Le conseil de discipline régional peut être saisi pour des faits d'atteinte grave aux personnes ou aux biens par un directeur de lycée ou un directeur de centre mentionné à l'article R. 811-30 lorsque celui-ci engage une action disciplinaire à l'encontre d'un élève qui a déjà fait l'objet d'une sanction d'exclusion définitive de son précédent établissement ou est l'objet de poursuites pénales et que ce directeur estime que la sérénité du conseil de discipline n'est pas assurée ou que l'ordre et la sécurité dans l'établissement seraient compromis. Ce conseil peut également être saisi, pour les mêmes motifs, par un directeur de lycée ou un directeur de centre mentionné à l'article R. 811-30 à l'égard d'un élève à l'encontre duquel il engage une action disciplinaire pour atteinte grave aux principes de la République, notamment au principe de laïcité.

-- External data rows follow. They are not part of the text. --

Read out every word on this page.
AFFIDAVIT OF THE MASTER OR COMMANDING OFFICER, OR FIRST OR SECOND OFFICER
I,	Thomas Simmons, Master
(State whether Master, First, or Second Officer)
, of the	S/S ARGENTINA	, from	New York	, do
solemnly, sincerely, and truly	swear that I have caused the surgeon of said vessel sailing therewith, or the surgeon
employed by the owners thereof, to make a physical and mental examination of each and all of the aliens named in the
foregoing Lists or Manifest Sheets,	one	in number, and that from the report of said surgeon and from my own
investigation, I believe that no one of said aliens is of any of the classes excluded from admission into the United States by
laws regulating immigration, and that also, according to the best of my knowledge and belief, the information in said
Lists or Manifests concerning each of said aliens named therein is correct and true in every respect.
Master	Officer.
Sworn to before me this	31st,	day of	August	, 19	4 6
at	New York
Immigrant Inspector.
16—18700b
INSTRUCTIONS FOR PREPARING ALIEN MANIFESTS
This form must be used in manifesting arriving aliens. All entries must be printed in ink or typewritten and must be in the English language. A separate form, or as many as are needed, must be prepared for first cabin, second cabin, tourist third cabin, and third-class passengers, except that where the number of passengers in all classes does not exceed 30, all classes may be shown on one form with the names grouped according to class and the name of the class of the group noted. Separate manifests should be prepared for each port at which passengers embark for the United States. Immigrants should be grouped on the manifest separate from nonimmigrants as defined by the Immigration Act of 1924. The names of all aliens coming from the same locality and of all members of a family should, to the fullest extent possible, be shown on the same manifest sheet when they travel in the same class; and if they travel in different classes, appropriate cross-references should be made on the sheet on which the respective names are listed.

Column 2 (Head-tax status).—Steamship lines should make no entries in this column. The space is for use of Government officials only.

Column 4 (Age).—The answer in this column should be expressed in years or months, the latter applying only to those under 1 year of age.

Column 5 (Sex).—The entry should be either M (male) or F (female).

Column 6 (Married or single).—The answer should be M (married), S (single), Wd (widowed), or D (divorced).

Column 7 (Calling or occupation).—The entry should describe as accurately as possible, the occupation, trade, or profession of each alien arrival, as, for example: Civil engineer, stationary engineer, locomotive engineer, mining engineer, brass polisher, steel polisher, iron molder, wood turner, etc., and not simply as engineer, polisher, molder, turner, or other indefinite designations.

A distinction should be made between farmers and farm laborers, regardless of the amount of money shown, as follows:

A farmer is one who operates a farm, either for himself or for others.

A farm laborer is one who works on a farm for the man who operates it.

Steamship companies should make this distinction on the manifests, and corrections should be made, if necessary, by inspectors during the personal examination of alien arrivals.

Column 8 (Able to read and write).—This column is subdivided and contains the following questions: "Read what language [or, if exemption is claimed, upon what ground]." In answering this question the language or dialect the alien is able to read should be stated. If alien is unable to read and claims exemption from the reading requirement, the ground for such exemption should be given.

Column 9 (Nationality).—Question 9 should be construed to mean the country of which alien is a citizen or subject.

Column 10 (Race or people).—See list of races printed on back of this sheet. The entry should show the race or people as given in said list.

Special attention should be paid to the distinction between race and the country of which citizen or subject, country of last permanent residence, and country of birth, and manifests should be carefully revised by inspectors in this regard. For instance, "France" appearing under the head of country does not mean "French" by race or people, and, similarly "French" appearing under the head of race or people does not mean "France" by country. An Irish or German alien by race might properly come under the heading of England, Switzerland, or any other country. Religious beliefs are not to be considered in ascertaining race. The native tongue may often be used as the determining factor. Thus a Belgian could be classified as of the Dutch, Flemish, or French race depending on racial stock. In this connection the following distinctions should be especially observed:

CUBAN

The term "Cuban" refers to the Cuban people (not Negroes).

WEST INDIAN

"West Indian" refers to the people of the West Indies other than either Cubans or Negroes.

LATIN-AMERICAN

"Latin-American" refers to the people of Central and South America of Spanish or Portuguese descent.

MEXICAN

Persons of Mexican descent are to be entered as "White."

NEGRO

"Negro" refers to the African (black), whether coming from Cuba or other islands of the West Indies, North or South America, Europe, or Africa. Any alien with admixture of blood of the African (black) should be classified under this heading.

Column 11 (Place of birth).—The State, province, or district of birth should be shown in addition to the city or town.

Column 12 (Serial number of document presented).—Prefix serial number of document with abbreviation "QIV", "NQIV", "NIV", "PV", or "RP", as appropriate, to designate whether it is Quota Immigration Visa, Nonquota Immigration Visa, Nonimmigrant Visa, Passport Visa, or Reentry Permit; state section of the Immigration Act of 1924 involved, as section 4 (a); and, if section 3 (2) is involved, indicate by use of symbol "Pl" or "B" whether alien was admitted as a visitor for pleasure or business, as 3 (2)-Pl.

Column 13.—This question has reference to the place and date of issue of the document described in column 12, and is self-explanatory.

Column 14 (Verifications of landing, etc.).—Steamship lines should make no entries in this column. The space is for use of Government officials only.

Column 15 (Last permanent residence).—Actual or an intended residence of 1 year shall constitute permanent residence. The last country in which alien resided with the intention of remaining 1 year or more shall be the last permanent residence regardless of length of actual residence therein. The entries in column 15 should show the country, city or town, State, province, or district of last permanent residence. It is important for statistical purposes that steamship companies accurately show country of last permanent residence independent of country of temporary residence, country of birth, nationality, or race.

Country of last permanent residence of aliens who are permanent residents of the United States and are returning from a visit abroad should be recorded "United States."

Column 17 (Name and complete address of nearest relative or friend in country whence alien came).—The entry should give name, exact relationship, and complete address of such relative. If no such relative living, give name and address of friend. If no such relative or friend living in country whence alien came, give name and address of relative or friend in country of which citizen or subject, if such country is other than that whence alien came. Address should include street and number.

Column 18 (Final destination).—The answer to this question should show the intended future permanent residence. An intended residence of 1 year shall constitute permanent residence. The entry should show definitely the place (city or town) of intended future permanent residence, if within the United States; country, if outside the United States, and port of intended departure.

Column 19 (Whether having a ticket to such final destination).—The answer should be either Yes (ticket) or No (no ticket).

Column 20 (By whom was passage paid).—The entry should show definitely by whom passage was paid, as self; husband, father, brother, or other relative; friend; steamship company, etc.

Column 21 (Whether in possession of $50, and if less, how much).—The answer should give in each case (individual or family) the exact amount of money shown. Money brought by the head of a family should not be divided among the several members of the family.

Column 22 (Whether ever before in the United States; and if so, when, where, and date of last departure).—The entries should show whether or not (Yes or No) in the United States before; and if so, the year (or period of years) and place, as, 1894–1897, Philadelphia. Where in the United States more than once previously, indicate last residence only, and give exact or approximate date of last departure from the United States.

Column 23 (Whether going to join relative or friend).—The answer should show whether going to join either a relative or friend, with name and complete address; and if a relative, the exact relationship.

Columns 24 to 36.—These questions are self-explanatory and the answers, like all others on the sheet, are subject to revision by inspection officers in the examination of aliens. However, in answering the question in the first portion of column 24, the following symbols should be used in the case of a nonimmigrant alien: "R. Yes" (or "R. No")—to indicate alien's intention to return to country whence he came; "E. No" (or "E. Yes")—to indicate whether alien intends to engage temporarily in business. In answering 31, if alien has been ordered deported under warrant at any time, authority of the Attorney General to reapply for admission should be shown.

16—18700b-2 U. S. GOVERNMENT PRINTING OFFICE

Paragraphe 3 ter : Dispositions communes au conseil de discipline et au conseil de discipline régional

Article D811-83-8-4

Lorsqu'un élève est traduit devant le conseil de discipline de l'établissement ou le conseil de discipline régional et fait l'objet de poursuites pénales en raison des mêmes faits, l'action disciplinaire peut, en cas de contestation sérieuse sur la matérialité de ces faits ou sur leur imputation à l'élève en cause, être suspendue jusqu'à ce que la juridiction saisie se soit prononcée.

Article D811-83-8-5

Lorsqu'un élève ayant fait l'objet de la mesure prévue à l'article D. 811-83-12 ne s'y conforme pas, l'action disciplinaire se rapportant à cette faute est jointe à l'action en cours et le conseil de discipline de l'établissement ou le conseil de discipline régional statue par une seule décision. Lorsqu'un élève fait l'objet de poursuites disciplinaires pour des faits distincts, les deux procédures peuvent être jointes et le conseil de discipline de l'établissement ou le conseil de discipline régional peut statuer par une seule décision, à l'initiative du directeur du lycée, du directeur de centre mentionné à l'article R. 811-30 ou du directeur régional de l'alimentation, de l'agriculture et de la forêt.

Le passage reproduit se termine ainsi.